Supreme Court strikes down race-based college admissions. Is there an effect in Idaho?

The U.S. Supreme Court ruled Thursday that affirmative action programs at colleges and universities across the United States are unconstitutional, striking them down in a controversial decision that upended four decades of precedent.

Idaho’s higher education institutions, however, skirted being affected by the ruling. No public colleges in Idaho consider race in enrollment decisions, said Mike Keckler, chief communications officer for the State Board of Education.

The two affirmative action cases considered in the decision were brought by the nonprofit Students for Fair Admissions, which alleged that race-conscious programs at the University of North Carolina and Harvard University created illegal bias in admissions against Asian American and white students, according to The Washington Post.

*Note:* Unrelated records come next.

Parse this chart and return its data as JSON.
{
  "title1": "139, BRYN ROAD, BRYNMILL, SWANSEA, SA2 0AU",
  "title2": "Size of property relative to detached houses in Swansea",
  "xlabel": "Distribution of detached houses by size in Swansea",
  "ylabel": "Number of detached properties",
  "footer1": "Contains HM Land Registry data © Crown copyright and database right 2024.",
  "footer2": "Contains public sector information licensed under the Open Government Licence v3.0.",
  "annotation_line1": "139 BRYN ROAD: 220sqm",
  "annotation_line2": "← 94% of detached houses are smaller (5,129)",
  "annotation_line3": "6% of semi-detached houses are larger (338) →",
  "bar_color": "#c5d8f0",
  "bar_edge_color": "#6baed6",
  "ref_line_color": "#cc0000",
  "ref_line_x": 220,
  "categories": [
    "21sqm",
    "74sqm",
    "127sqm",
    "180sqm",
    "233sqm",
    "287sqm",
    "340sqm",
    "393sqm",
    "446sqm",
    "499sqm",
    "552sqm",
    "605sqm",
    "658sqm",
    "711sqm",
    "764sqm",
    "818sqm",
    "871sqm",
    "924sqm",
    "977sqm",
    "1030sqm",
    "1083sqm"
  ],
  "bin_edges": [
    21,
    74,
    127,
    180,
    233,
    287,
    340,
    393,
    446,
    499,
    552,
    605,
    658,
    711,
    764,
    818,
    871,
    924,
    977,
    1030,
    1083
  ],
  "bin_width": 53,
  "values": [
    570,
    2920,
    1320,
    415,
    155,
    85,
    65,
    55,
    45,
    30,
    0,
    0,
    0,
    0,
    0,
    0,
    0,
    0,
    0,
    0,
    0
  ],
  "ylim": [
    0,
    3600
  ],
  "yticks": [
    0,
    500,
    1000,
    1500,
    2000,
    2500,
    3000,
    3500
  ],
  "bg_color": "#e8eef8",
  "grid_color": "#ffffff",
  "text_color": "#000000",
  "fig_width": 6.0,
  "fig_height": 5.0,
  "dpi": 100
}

Both schools defended their programs and denied that unlawful discrimination was occurring, and the affirmative action initiatives were upheld in other courts before being struck down by the high court’s six conservative justices.

In separate emails to the Idaho Statesman on Thursday, Jodi Walker, director of communications for the University of Idaho, and Mike Sharp, Boise State’s director of media relations, wrote that admission at the schools is based on academic and other achievements, not race.

“We have and will continue to care for all members of our Bronco community,” Sharp said.

Ashley Smith, government and community relations director at the College of Western Idaho in Nampa, said in an interview that enrollment at the community college is open access. “We accept everyone,” he said.

The College of Idaho, a private school in Caldwell, also doesn’t consider race as a factor in admissions, said Brian Bava, the school’s vice president of enrollment management, in an interview with the Statesman.

It first considers what courses applicants took in high school and their academic performance, before examining what advantages they would bring to the C of I community, such as athletics or performing arts.

“Our priority across the board is academic preparedness,” Bava said.

He said C of I supports diversity through scholarship programs for underrepresented students that have existed for decades, while making sure students meet the threshold of academic preparedness. The Baylor Opportunity Fund, for example, has raised at least $1 million to provide under-resourced students from Idaho full-tuition scholarships.

Walker said there’s a variety of programs and offices at U of I in Moscow that support every population of students, and U of I, Boise State and Idaho State University in Pocatello all have diversity and inclusion programs for students once they are on campus.

The Supreme Court rulings, which were 6-3 in the case against North Carolina and 6-2 in the case against Harvard, cited the equal protection clause of the 14th Amendment as being violated. The court’s decision has impact only on admissions, not other programs and not employment at colleges and universities.

Chief Justice John Roberts wrote in the majority opinion that the programs “lack sufficiently focused and measurable objectives warranting the use of race, unavoidably employ race in a negative manner, involve racial stereotyping, and lack meaningful end points.”

Roberts also noted that rules prohibiting schools from taking race into account are already the norm in many places, as is the case in Idaho.

“Three out of every five American universities do not consider race in their admissions decisions,” he wrote. “And several States — including some of the most populous (California, Florida, and Michigan) — have prohibited race-based admissions outright.”

In a dissenting opinion on the ruling, Justice Kentanji Brown-Jackson wrote that “the race-blind admissions stance the court mandates from this day forward is unmoored from critical real-life circumstances.”

In a rare move, Justice Sonia Sotomayor read some of her dissent from the bench.

“The devastating impact of this decision cannot be overstated,” she wrote. “The majority’s vision of race neutrality will entrench racial segregation in higher education because racial inequality will persist so long as it is ignored.”